Sweet Deals: Save on Post-Easter Chocolate -- and Make It Last
We're about to enter the down cycle in the chocolate calendar, the long, empty space between spring's chocolate bunnies and fall's chocolate pumpkins. But the post-Easter lull also carries a bright side: starting today, all the leftover Easter candy is on a sharp markdown. And if you can resist the siren song of stale Peeps and jelly beans, it's a great time to stock up on discount chocolate.
To help you on your quest for provisions to get you through the summer, we've come up with a few tips for your post-Easter chocolate frenzy. From picking your candy, to storing it, to rehabilitating it, here is everything you need to know to keep yourself knee-deep in cacao from now till October!

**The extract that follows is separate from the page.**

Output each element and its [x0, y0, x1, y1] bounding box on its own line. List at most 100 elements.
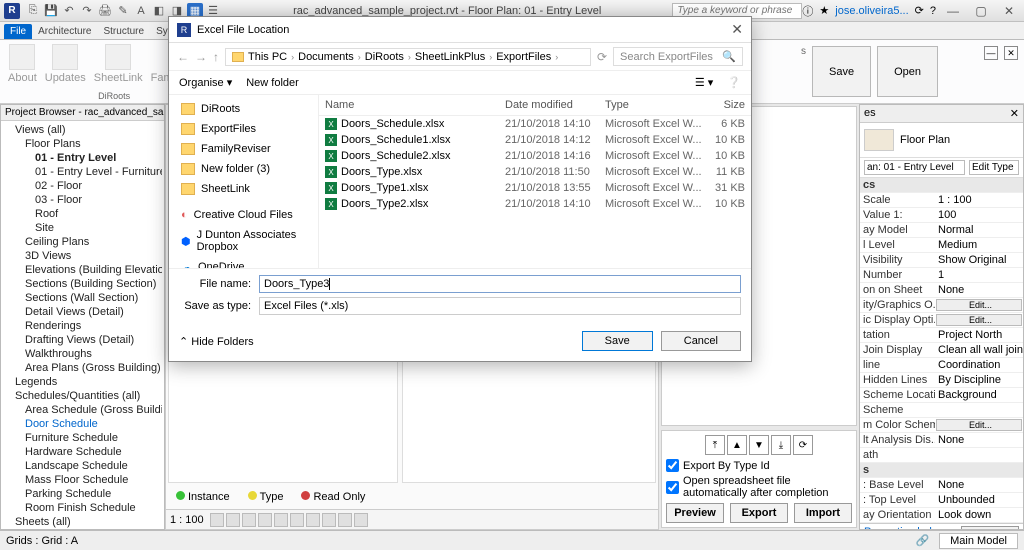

Picking the Best Chocolate
When people are trying to pick the best chocolate, they stick with premium brands -- after all, it's hard to go wrong with Godiva, Perugina, or Green & Black. The trouble is that the best chocolates are also the first ones off the shelf -- and the last ones to be discounted.
Another reliable method is looking at the label. Good chocolate should only have a handful of ingredients: cocoa liquor (also known as cocoa mass, chocolate liquor, cocoa, or chocolate), sugar, cocoa butter, vanilla and soy lecithin (or some other emulsifier). In general, these ingredients should be as natural as possible: If your chocolate has a fat other than cocoa butter, for example, the flavor will suffer. Similarly, artificial vanilla, artificial sugars, and other additives will bring down the quality.
Picking the best chocolate is only worthwhile if you're also going to store it well. Chocolate should be kept in a warm (65 - 70 degrees F) area, out of direct sunlight and away from moisture. Generally speaking, it's not a great idea to keep chocolate in the fridge or freezer, as it can suffer from humidity and pick up bad flavors.
Restoring Your Chocolate
If chocolate is subjected to extremes of heat and cold, it may develop a grayish or whitish patina. This is called fat bloom or chocolate bloom, and is caused by fat or sugar migrating to the surface of the chocolate. Storing chocolate in a place with a consistent, moderate temperature should help keep chocolate bloom from happening. Keeping chocolate in an airtight container will also help.
If your chocolate blooms, don't throw it away! While the appearance is unattractive, the chocolate is still edible. What's more, if you melt it, the fat and sugar on the surface will mix back in. You can then use the chocolate for dipping fruit, topping ice cream, or -- if you're looking to get a start on the next holiday -- making Halloween treats!
One final warning: when buying chocolate, keep in mind that additional ingredients may not store as well as the chocolate itself. The whitish goo in the middle of Cadbury eggs can be especially problematic, and you may find that your delicious Easter treats have become a sticky, crystallized mess by mid-summer.